CEO Tareq Amin said a per-appliance software subscription fee “killed my business model” 

Rakuten Mobile is in the process of removing Red Hat software from its network deployment in Japan, and working with Rocky Linux for processing software workloads in distributed units across its Open RAN network. Similarly, Rakuten Symphony, the company’s hardware, software and services arm, will use the real-time Rocky Linux operating system with future customers. In an interview with media and analysts at the Telecom Infra Project’s FYUZ event in Madrid, Rakuten Symphony CEO Tareq Amin candidly explained that Red Hat’s subscription-based model doesn’t fit with his business model.

In addition to the business model perspective, Amin also said he needs an operating systems that’s truly open source, meaning, “I thinking nothing is better than community-led projects…They have changed the game,” he said, citing Google’s work with Kubernetes. With regard to a subscription-based fee structure, “I think that’s not right at all. I shouldn’t be forced to pay [a] subscription fee. I could not accept this idea that I had no choice.” 
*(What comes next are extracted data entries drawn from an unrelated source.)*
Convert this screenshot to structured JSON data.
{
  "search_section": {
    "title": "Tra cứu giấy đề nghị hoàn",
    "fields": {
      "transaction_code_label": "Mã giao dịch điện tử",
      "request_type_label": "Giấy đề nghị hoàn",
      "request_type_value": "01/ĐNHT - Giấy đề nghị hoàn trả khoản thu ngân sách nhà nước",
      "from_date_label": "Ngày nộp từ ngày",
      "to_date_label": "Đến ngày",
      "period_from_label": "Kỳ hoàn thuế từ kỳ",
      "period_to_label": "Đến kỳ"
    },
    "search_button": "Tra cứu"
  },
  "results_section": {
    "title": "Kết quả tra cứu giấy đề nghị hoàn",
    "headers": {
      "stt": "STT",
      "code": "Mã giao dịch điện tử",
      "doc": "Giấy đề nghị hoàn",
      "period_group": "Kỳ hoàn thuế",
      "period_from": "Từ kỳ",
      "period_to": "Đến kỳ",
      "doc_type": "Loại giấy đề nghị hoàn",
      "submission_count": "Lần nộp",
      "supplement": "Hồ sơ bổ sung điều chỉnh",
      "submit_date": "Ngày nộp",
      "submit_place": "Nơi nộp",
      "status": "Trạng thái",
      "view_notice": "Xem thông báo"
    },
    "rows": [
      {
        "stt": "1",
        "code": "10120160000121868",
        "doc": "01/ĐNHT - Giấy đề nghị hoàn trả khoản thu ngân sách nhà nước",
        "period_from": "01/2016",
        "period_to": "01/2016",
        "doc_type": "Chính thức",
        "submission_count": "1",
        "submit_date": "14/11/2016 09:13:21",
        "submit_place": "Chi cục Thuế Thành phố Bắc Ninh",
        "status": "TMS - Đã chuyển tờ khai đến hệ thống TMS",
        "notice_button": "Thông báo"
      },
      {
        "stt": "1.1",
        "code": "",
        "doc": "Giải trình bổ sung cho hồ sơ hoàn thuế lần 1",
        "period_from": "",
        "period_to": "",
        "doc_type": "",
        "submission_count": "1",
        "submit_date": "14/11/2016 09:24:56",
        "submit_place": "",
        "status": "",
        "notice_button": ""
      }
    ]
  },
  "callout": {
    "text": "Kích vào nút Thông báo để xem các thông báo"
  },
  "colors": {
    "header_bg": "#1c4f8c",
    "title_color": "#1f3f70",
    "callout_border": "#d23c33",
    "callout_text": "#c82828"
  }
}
At Mobile World Congress in Las Vegas, Rakuten Symphony announced it plans to deploy 30,000 distributed units in Japan over the course of 10 months. Back to per-unit software licensing, Amin said it would never work for Open RAN. He said Red Hat is out in the ongoing deployment of 1&1’s network in Germany, and the removal from Rakuten Mobile’s network will take 12 months because, “I don’t want to disrupt our customer base so I don’t want to be ultra aggressive.” 

Rocky Linux describes itself as “an open-source enterprise operating system designed to be 100% bug-for-bug compatible with Red hat enterprise Linux. It is under intensive development by the community.” 

Amin said his team has had to make a large volume of adjustments to the OS to make it ready for deployment in a live mobile network at scale. “We took all these tweaks we’ve done, and I give them back to the community. To keep this within Rakuten is a big mistake.” With the learnings from a live, 300,000 site network going back into the Rocky Linux community is “good for ecosystem creation and it gives customers options.” 

He said developing the real-time kernel “was the complicated part. That was difficult. That was really, really difficult. The Open RAN mystery started with fixing the requirements, the tweaks, needed for real-time kernel.” 

Final thoughts on the business model piece? “It killed my business model. Imagine the number of Open RAN appliances. If every appliance is going to have an inflated subscription fee, then I’ve lost the game to legacy vendors.